As I have now been living in Mat Fleeting for a fair while, the weird and the wonderful no longer faze me. This could be viewed as rather sad and regrettable, in that the enchanted amazement I used to experience when encountering the bizarre has grown to become merely the mundane and everyday. But actually this is rather marvellous in itself. The surreal is now hyper-real. I am at one with madness.
When watching a programme about children's illustrated books, as one does of an evening on board the rickety raft of Old Clem, talk turned to the masterpiece that is Each Peach Pear Plum. Tom Thumb was shown to be, naturally, in the cupboard of Mother Hubbard. And he was eating jam out of a jar roughly the size of himself (incidentally, this is Old Clem's idea of heaven) with a big shovel-like spoon. I went to the fridge for mid-programme sustenance and, what do you know, there was the Little'un himself - Tommy nabbing our extensive collection of jams. The wee little chap was quite at home in the cavernous container of delights that is our fridge, smacking his lips happily and sampling the homemade raspberry conserve, a personal favourite. Of course, I didn't hesitate to offer him a slice of bread and glass of milk to accompany the jam (Old Clem was so proud of my polite hospitality; he has taught me well), then sent him on his merry little way back to the land of nursery rhymes as it was past his bedtime.
This whole episode did not surprise me one bit because we are well-used to unusual kitchen visitors. There is an odd buzzing that emanates from the freezer every so often. Without warning, a violent aural attack descends, a sinister disembodied humming. We have come to the conclusion that there must be some form of hornet's nest built amongst the peas and pizza. There is no other explanation. They can get driven into a buzzing frenzy now and then, shivering their little stripes off in the chilly depths, eager to get out and join our chit-chat over tea and crumpets in the kitchen. Interestingly, it's when the honey is being spread that the buzzing becomes particularly prominent and over-enthusiastic I have noticed. Perhaps one day we shall let them out to fly freely, but I fear they may get too excited and sting us in a flurry of disorientation as they are let loose into the warmth. Best to keep them lying dormant, next to the sausages.
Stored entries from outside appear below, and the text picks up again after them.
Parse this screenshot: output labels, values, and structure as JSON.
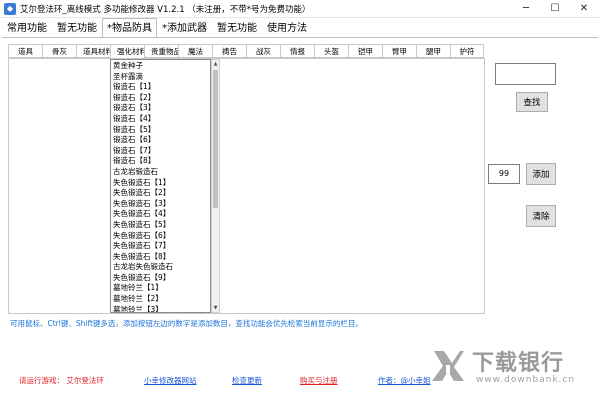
{
  "window": {
    "title": "艾尔登法环_离线模式 多功能修改器  V1.2.1 （未注册，不带*号为免费功能）",
    "minimize": "─",
    "maximize": "☐",
    "close": "✕"
  },
  "top_tabs": [
    "常用功能",
    "暂无功能",
    "*物品防具",
    "*添加武器",
    "暂无功能",
    "使用方法"
  ],
  "top_tabs_active_index": 2,
  "sub_tabs": [
    "道具",
    "骨灰",
    "道具材料",
    "强化材料",
    "贵重物品",
    "魔法",
    "祷告",
    "战灰",
    "情报",
    "头盔",
    "铠甲",
    "臂甲",
    "腿甲",
    "护符"
  ],
  "sub_tabs_active_index": 3,
  "items": [
    "黄金种子",
    "圣杯露滴",
    "锻造石【1】",
    "锻造石【2】",
    "锻造石【3】",
    "锻造石【4】",
    "锻造石【5】",
    "锻造石【6】",
    "锻造石【7】",
    "锻造石【8】",
    "古龙岩锻造石",
    "失色锻造石【1】",
    "失色锻造石【2】",
    "失色锻造石【3】",
    "失色锻造石【4】",
    "失色锻造石【5】",
    "失色锻造石【6】",
    "失色锻造石【7】",
    "失色锻造石【8】",
    "古龙岩失色锻造石",
    "失色锻造石【9】",
    "墓地铃兰【1】",
    "墓地铃兰【2】",
    "墓地铃兰【3】"
  ],
  "search": {
    "value": "",
    "button": "查找"
  },
  "add": {
    "quantity": "99",
    "button": "添加"
  },
  "clear": {
    "button": "清除"
  },
  "hint": "可用鼠标、Ctrl键、Shift键多选，添加按钮左边的数字是添加数目，查找功能会优先检索当前显示的栏目。",
  "footer": {
    "game": "请运行游戏：  艾尔登法环",
    "site": "小幸修改器网站",
    "update": "检查更新",
    "register": "购买与注册",
    "author": "作者：@小幸姐"
  },
  "watermark": {
    "name": "下载银行",
    "url": "www.downbank.cn"
  }
}
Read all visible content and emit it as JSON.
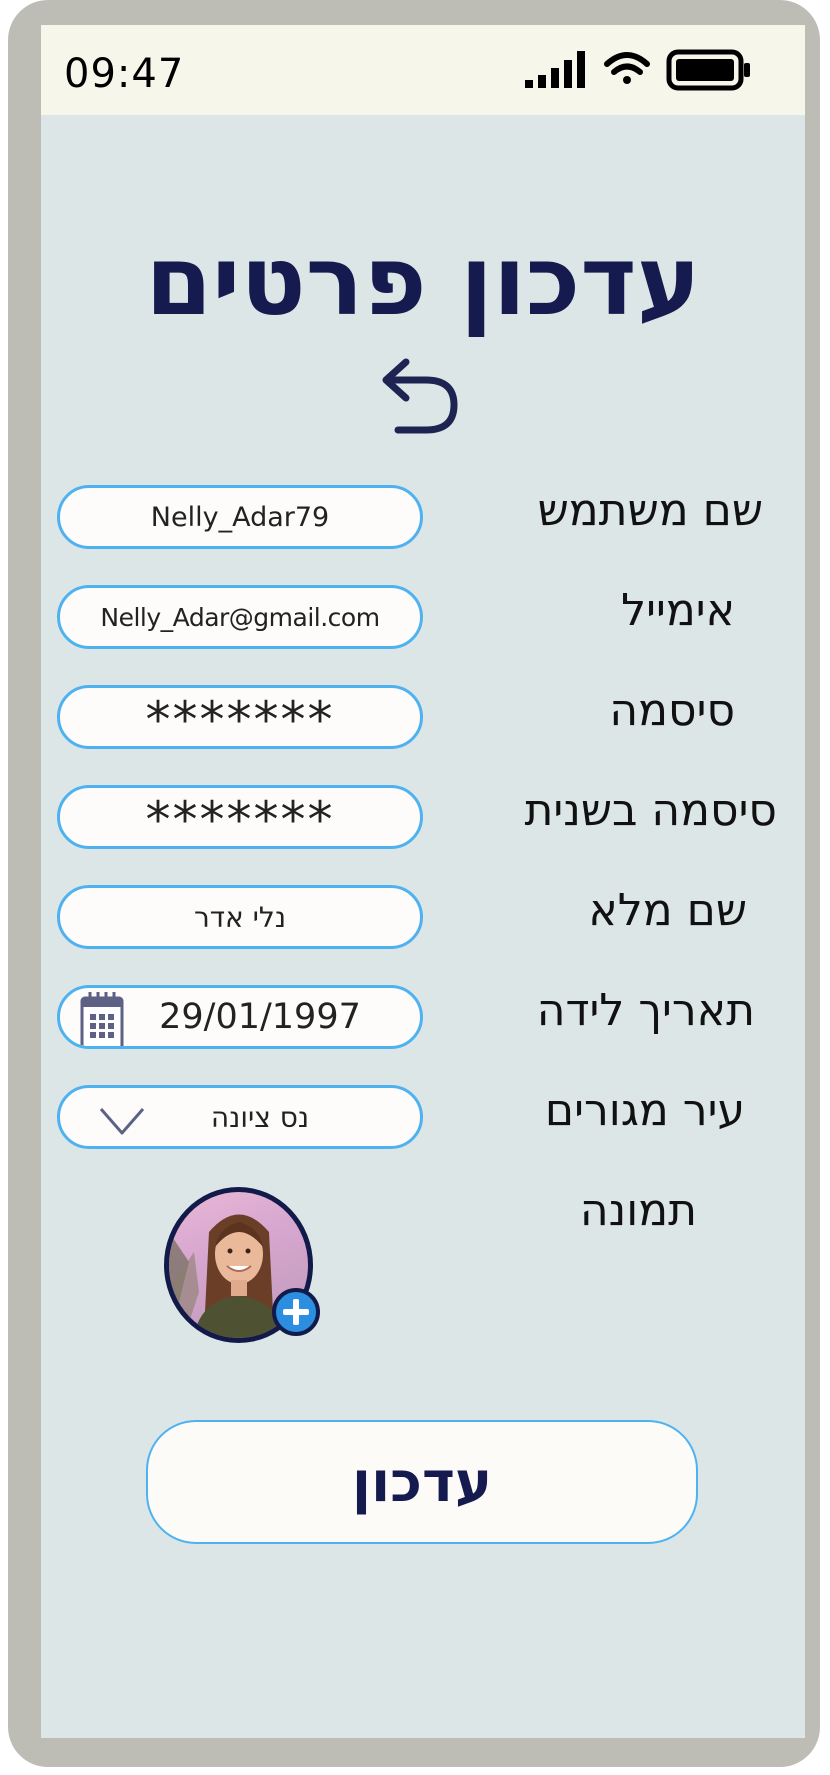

Talking of cold places, my wardrobe seems to have its own micro-climate. No matter how toasty it gets in our humble abode, it remains 'Brrrrrr!'-inducingly chilly. I have to brace myself for the snatching of clothes each morning, often hastily grabbing whatever is nearest, making for some rather eclectic outfits. It does mean that it doubles up pretty well as a larder - one to rival Mother Hubbard's in fact. I like to believe that it gets so cold due to it actually being a portal to Narnia. The eternal winter that reigns in that magical land is bound to cause the entrance to be a bit nippy. Alas, there are no glamorous fur coats at the back like there were hanging in the original wardrobe, only green silk pyjamas and red Princess dresses. Nevertheless, I am honoured to have a doorway into such a supercool other world in my bedroom. I'm sure I hear Aslan growling from within sometimes (though, admittedly, this could just be C from the next room), and I expect to be visited by a talking faun bearing Turkish delight any day now. Of course in my Narnia there is DEFINITELY Christmas. What is winter without Christmas after all?
I love that this all seems perfectly natural and normal to me. The bosom of Mat Fleeting is a comforting yet extraordinary place in which to be nestled.